Mendengar musik memang sudah semudah membalik telapak tangan. Mengoleksi kaset pita mampu mengingatkan bahwa pernah ada masa, mendengar musik butuh effort.
Sebelum era digital, dunia musik Indonesia besar lewat penjualan rilisan fisik seperti kaset pita. Kini, rilisan fisik sudah jarang ditemui dan menjadi barang langka. Hal itu memicu beberapa orang tergerak menjadi kolektor rilisan fisik. Baik musik Indonesia maupun manca negara.
Fauzi merupakan salah satu kolektor rilisan fisik tersebut. Dia hobi mengoleksi kaset pita. Tak hanya itu saja, dia juga mengoleksi compact disc (CD) dan piringan hitam.
Jumlah koleksinya sudah mencapai ribuan. Untuk kaset pita saja misalnya, jumlahnya sudah lebih dari seribu. Jumlah CD mencapai sekitar 500-an dan vinyl ada sekitar 50-an keping.
Pemilik distro Nollie Merch itu mengumpulkan kaset koleksinya sudah cukup lama. Pada 1999, dia sudah berjualan kaset pita. Saat itu dia baru duduk di bangku SMP. Saat sekolah, bahkan dia membawa kaset pita di tasnya untuk dia jual.
Kala itu, dia sering menggelar lapaknya di depan Kantor Pos Bojonegoro. Tanpa sadar, jumlah kaset yang dimilikinya semakin banyak. Dia pun mulai tergerak untuk menjadi kolektor kaset pita.
Fauzi kemudian mulai berburu kaset untuk dikoleksi pada 2010. Tak hanya kaset pita, namun CD dan Vinyl juga. Pada awalnya, dia berburu rilisan fisik dari band-band metal kesukaannya. Tapi tidak membatasi mencari rilisan fisik band-band aliran lainnya. Itu alasan koleksi dia sejak dulu bermacam-macam.
“Memang saya lebih interest pada genre metal.

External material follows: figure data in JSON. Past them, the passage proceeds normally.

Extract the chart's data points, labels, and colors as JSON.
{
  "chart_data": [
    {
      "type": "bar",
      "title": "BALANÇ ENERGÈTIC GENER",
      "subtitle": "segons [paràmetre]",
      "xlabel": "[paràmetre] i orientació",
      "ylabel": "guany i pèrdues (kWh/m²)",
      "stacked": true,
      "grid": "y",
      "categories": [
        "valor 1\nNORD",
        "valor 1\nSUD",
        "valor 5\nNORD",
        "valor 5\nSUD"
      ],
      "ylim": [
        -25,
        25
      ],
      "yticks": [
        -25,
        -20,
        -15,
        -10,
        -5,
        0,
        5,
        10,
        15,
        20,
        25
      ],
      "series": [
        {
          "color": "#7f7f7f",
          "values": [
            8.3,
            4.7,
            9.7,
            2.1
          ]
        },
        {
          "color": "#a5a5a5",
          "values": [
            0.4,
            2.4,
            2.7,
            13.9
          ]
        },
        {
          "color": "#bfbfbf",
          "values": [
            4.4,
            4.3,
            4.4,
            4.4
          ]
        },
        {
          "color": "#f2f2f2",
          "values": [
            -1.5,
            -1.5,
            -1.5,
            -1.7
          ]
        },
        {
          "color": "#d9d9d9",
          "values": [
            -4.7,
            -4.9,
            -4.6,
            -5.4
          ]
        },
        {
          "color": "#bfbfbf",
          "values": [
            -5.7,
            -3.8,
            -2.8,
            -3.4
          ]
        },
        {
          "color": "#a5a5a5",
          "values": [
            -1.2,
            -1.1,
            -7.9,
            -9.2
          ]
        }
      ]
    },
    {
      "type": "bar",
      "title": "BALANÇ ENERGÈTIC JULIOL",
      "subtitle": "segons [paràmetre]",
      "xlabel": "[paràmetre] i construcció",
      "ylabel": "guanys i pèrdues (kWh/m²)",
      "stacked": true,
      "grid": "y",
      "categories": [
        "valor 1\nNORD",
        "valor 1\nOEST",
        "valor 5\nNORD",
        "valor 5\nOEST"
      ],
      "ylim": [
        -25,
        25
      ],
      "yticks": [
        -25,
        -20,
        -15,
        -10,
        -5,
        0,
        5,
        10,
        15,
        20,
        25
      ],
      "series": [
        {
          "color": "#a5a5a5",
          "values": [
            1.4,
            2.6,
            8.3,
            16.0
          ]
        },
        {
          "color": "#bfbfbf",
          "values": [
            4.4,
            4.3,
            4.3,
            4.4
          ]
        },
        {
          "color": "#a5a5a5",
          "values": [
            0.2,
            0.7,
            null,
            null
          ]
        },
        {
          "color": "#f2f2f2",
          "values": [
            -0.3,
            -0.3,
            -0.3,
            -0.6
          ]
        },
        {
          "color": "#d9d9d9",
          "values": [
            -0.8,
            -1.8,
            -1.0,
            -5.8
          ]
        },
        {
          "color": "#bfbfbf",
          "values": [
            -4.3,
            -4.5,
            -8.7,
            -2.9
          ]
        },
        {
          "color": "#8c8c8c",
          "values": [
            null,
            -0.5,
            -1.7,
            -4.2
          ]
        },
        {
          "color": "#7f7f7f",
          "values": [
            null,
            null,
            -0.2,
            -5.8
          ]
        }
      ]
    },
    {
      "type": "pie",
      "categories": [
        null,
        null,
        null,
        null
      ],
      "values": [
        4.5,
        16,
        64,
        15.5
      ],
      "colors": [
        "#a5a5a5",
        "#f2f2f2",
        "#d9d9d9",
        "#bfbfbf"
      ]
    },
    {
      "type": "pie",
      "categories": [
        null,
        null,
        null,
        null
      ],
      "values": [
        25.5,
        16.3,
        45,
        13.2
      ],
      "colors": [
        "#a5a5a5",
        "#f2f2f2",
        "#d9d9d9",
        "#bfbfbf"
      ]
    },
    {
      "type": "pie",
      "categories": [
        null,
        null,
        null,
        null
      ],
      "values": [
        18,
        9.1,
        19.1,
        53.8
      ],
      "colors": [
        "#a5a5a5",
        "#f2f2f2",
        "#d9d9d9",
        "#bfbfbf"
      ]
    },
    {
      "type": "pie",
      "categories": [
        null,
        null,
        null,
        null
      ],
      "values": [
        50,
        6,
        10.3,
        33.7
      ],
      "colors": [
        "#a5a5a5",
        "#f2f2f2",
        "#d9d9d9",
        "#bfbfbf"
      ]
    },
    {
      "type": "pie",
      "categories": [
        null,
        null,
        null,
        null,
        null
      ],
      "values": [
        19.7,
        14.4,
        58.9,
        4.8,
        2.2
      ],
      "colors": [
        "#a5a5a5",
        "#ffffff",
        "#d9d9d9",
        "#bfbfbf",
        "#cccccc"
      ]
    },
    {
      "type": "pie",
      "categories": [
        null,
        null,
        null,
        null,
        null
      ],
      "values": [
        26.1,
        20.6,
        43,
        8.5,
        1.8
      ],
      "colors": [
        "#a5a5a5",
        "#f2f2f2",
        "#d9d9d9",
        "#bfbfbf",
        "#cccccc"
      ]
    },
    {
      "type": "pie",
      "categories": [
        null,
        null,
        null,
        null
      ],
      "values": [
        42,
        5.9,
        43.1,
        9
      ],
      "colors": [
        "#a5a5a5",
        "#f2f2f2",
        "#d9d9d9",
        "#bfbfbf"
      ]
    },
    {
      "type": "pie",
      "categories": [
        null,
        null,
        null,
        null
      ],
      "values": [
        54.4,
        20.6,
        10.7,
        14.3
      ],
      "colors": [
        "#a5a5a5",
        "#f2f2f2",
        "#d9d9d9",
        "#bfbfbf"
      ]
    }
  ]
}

Tapi yang lain juga banyak.” ujarnya.
Selain mengkoleksi, dia juga berjualan secara online atau melalui circle pergaulan di komunitas-komunitas Underground. Biasanya, dia membeli rilisan fisik langsung dari label records yang resmi bagi band Indonesia. Jika band dari luar Indonesia, dia tetap membeli namun secara impor.
“Kalau beli lebih dari dua. Satu untuk disimpan dan segelnya masih melekat. Satunya lagi utuk diputar sendiri. Kalau segel masih baru kan harga jualnya tinggi” katanya.
Koleksi yang paling dia sukai adalah album kaset pertama dari band Burgerkill bertajuk Dua Sisi dari Riotic Records dan juga kaset band Forgotten dari album Tuhan Telah Mati. Menurutnya, dua kaset itu sudah tergolong kategori langka untuk band metal Indonesia.
Untuk kaset lainnya, rilisan dari album Slayer – Repentles adalah yang paling menarik. Kaset itu hanya ada 500 pieces di dunia, dan salah satu yang memilikinya adalah Fauzi. Baginya, tentu sangat membanggakan.
Dilihat dari segi bisnis, mengkoleksi kaset-kaset original dari berbagai label musik cukup menguntungkan. Sebab, di era digital yang semua serba mudah diunduh, rilisan fisik cukup susah dicari. Tentu ini menjadi daya tarik lebih bagi penjualan pada para kolektor.
“Rilisan kaset pita ini memang paling mahal kalau dibanding dengan harga CD dan Vinyl. Harga kaset pita bisa mencapai Rp 500 ribu satu buahnya. Belum lagi yang super langka dan terbatas di dunia, harganya bisa lebih tinggi,”
Di Bojonegoro sendiri, Fauzi masih belum banyak menemukan teman sehobi untuk mengoleksi kaset pita. Selama ini, dia bertukar informasi dengan teman-teman dari luar kota terkait dengan hobi koleksinya itu. Salah satunya Daniel Deadsquad dan personil Extreme Decay di Malang.
Fauzi berharap agar semakin banyak orang yang gemar mengoleksi kaset pita maupun piringan hitam, terutama di Bojonegoro. Sehingga, budaya rilisan fisik di Indonesia terus terjaga.
“Ada beberapa nama yang pernah aku dengar tapi belum pernah bertemu. Saya yakin antusias teman-teman di Bojonegoro juga tinggi terkait rilisan fisik,” tutupnya.